Los famosos Ensanches madrileños fueron un invento de los dos consortes junto con su amigo el marqués de Salamanca y constituyeron el mayor pelotazo inmobiliario del momento, hasta el punto de que fue la reina regente, la reina madre, la que reunió a los empresarios madrileños para sembrar en ellos la rentable idea de que,
-Puesto que Madrid no tiene industria, hagamos industria del suelo.
La primera acepción de la palabra industria es utilizada en el sentido de que Madrid no contaba con tejido productivo, más allá de los talleres del ejército. Madrid no era Bilbao, con sus siderurgias, ni Barcelona con sus industrias textiles.
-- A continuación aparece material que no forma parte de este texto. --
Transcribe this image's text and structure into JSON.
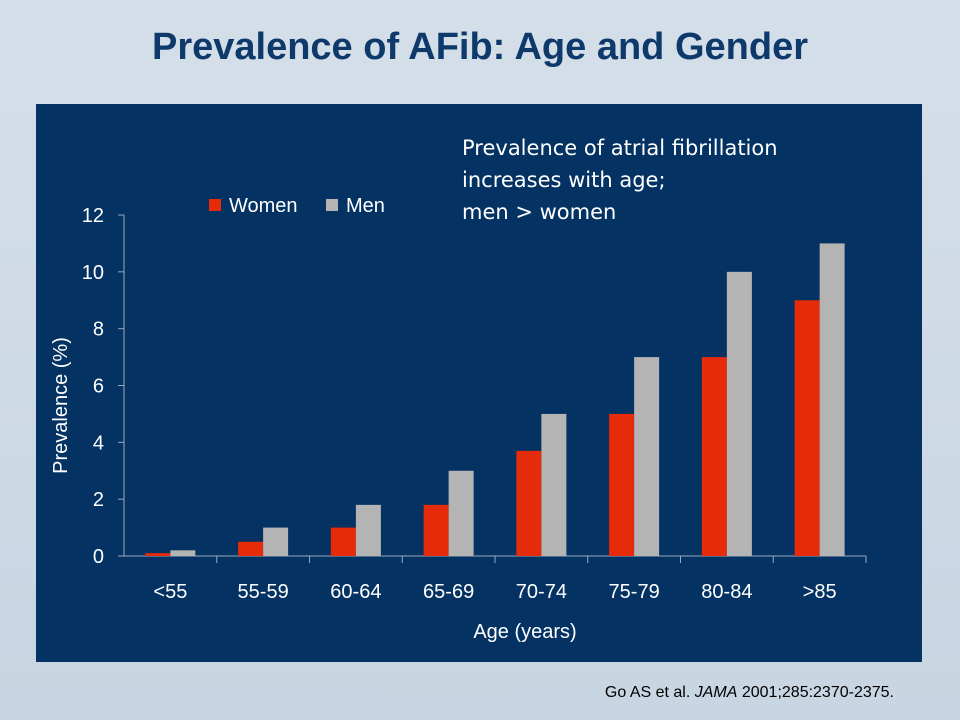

No tenía tampoco la pujanza comercial de otras capitales periféricas con sus importantes puertos.
En la segunda parte de la frase el término industria hace referencia al negocio, en este caso el negocio del suelo, la construcción, el urbanismo. Fue María Cristina, pues, la que llevó al paroxismo y convirtió en máximo motor de enriquecimiento, la utilización del suelo, el uso de las influencias, la información privilegiada y los tejemanejes del consorcio del dinero y el poder.
Isabel terminó cayendo entre otras causas, pero muy principalmente, por la fama de pícara, turbia negociante y traficante de influencias de su madre. Su tataranieto Alfonso XIII siguió al pie de la letra el ejemplo de la matriarca y se embarcó en tantos negocios sucios que acabó por comprometer y defenestrar su reinado.
Hubo que esperar al nieto de Alfonso, convertido en rey, para que volviéramos a vivir una clase magistral sobre el arte de convertir el enriquecimiento en modelo de mantenimiento en el poder. Los negocios sucios compartidos son, en nuestra España, compatibles con las huecas declaraciones de honestidad política.
Cada vez que alguien, sólo o en compañía, se ha volcado en intentos regeneradores de la vida económica y política española ha acabado mal. Los baños de sangre han sido el método habitual con el que el que cada uno de estos ensayos ha sido sofocado por los poderosos y ricos del país.
Los liberales de Cádiz, los movimientos agrarios, las reivindicaciones obreras, la Semana Trágica, o la propia República de Trabajadores, fueron ahogadas por pistoleros patronales, mafias a caballo al servicio de caciques, torturadores policiales que siempre llamaban de madrugada y un ejército siempre dispuesto a justificar sus derrotas externas acabando con la disidencia interna.
Y todo, y siempre, para mayor gloria de nuestros héroes patrios, compuestos por poderosos políticos y corruptos negociantes.